The vote represents a pivotal procedural step. If approved in committee, the bill would move closer to becoming the first unified federal framework governing crypto markets in the United States.
What the Crypto Market Structure Bill Seeks to Do
The legislation, known in the House as the Digital Asset Market Clarity Act (CLARITY Act), is designed to resolve long-standing regulatory uncertainty by clearly dividing oversight responsibilities between U.S. financial regulators.
Under the proposal, the Commodity Futures Trading Commission would gain primary authority over digital commodities such as Bitcoin, while the Securities and Exchange Commission would continue supervising digital assets that meet the definition of securities.
A central feature of the bill is a control-based maturity framework, which evaluates whether a digital asset remains under centralized control or has achieved sufficient decentralization to be treated as a commodity rather than a security.
Rules for Exchanges, Brokers, and Dealers
Beyond asset classification, the bill introduces standardized registration and compliance requirements for crypto intermediaries, including exchanges, brokers, and dealers. These rules mirror protections found in traditional financial markets and aim to strengthen investor safeguards and market integrity across the digital asset sector.
The legislation is also structured to align with the previously passed GENIUS Act, which established federal standards for payment stablecoins backed one-to-one by U.S. dollars or similarly liquid assets.
Bipartisan Support Still in Question
Despite active efforts by Committee Chairman Tim Scott to build bipartisan consensus, support for the bill remains uncertain ahead of the markup vote.
Key unresolved issues include how decentralized finance (DeFi) protocols should be treated under federal law and whether crypto platforms should be permitted to offer interest or yield on stablecoin deposits. These points have generated friction among lawmakers and industry stakeholders alike.
Why January 15 Is a Make-or-Break Moment
The timing of the markup adds urgency.

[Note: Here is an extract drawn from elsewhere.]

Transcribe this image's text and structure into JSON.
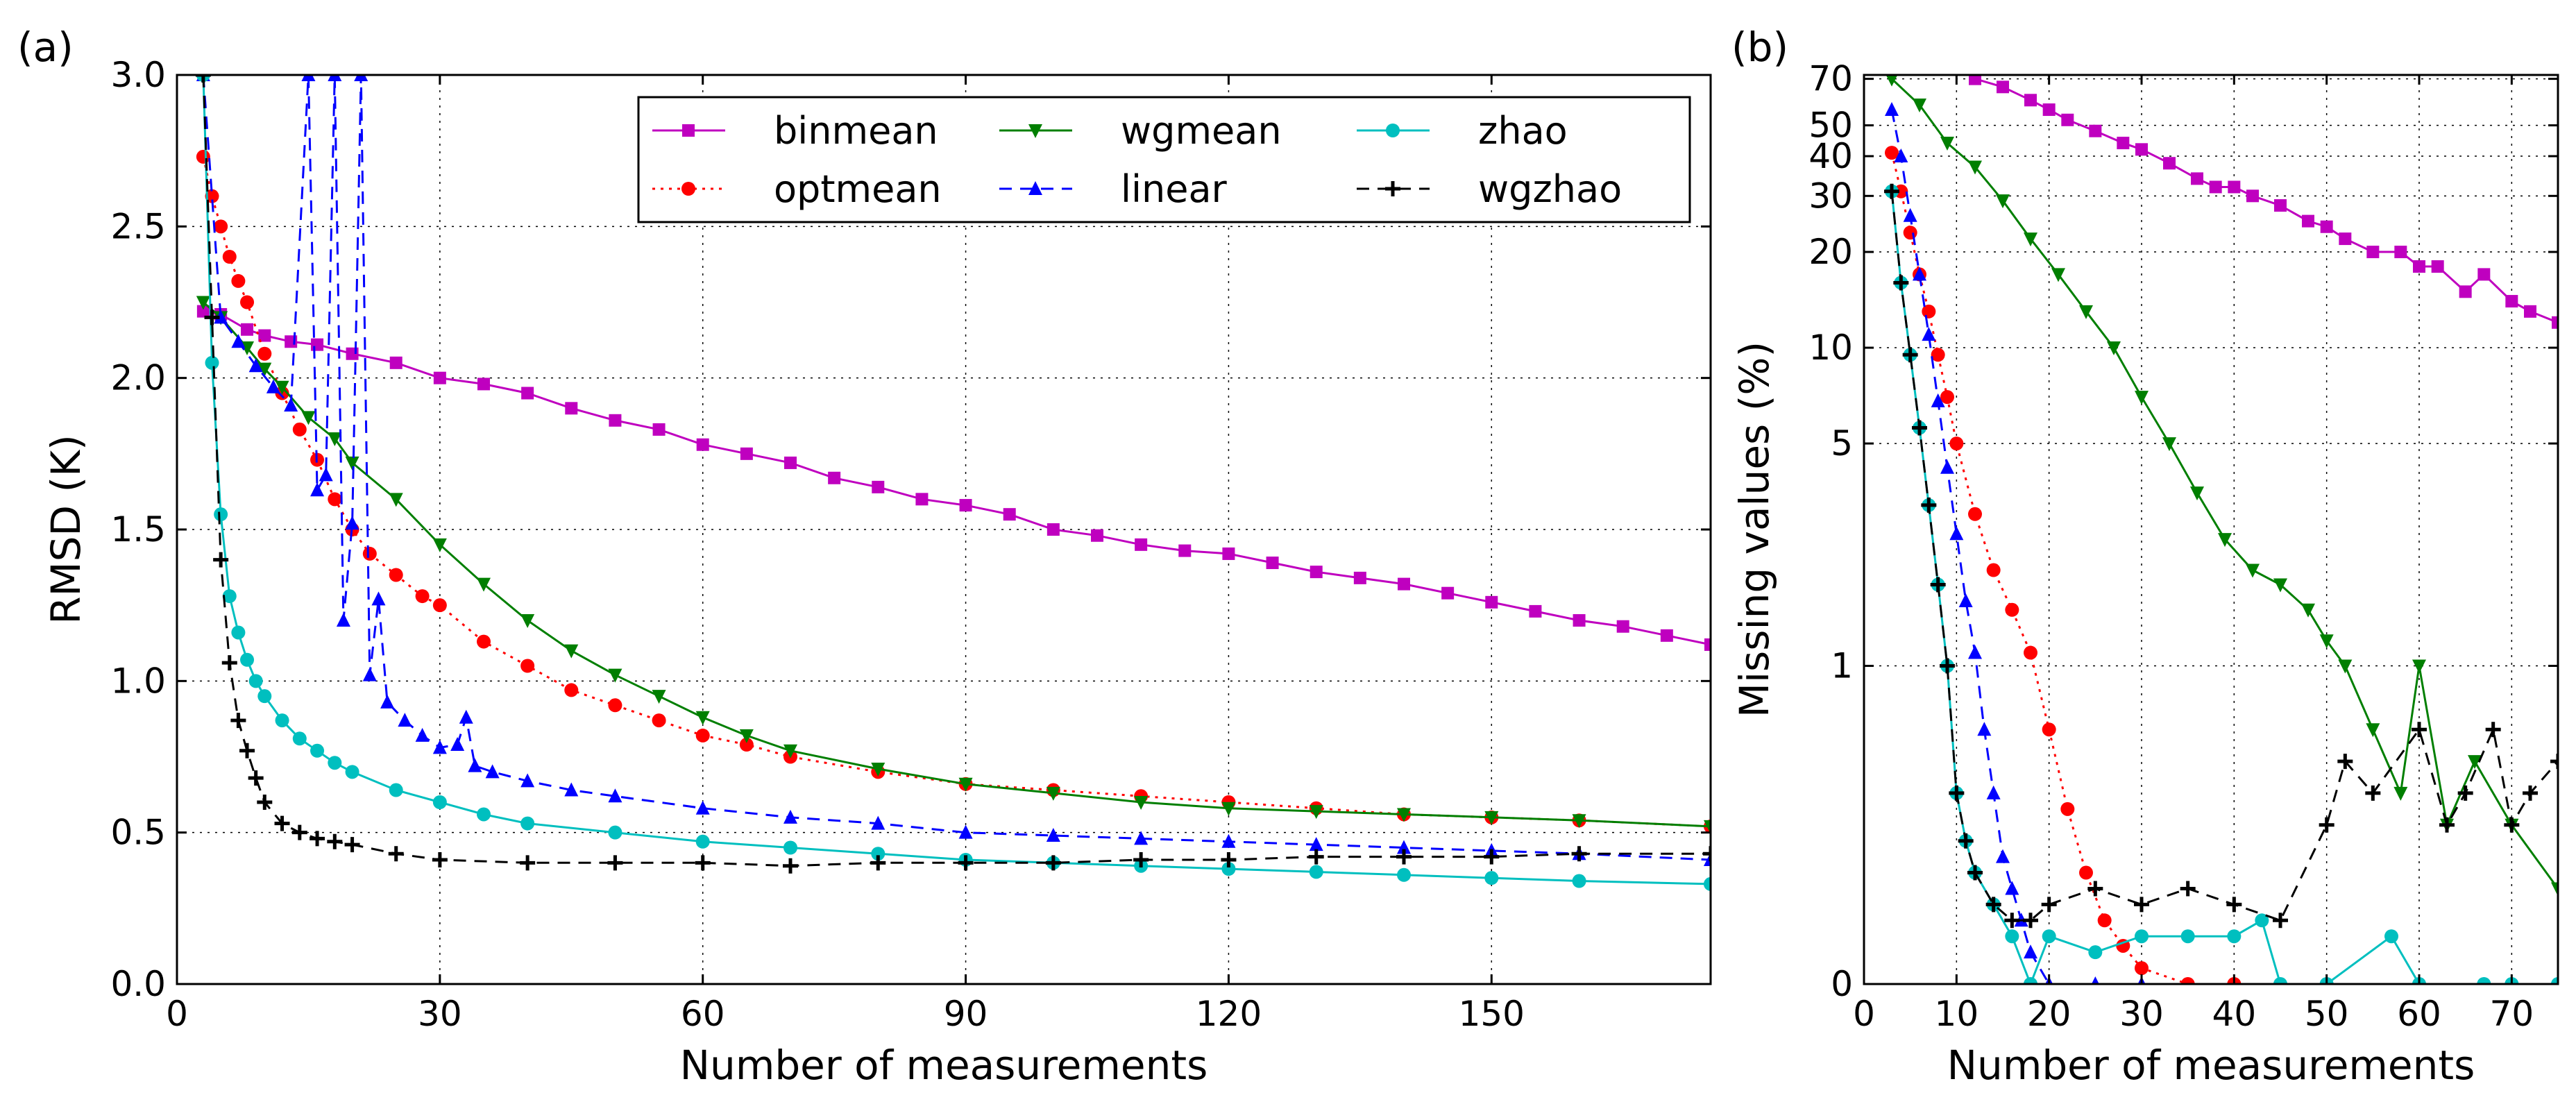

Lawmakers are working against a potential federal government shutdown deadline on January 30, making the January 15 vote a critical inflection point.
Approval in committee would signal that Congress is capable of advancing comprehensive crypto legislation in 2026. Failure, however, could delay meaningful regulatory clarity for another legislative cycle.
For the crypto industry, the outcome of this vote will serve as one of the clearest indicators yet of whether the U.S. is prepared to establish a durable, long-term framework for digital asset markets.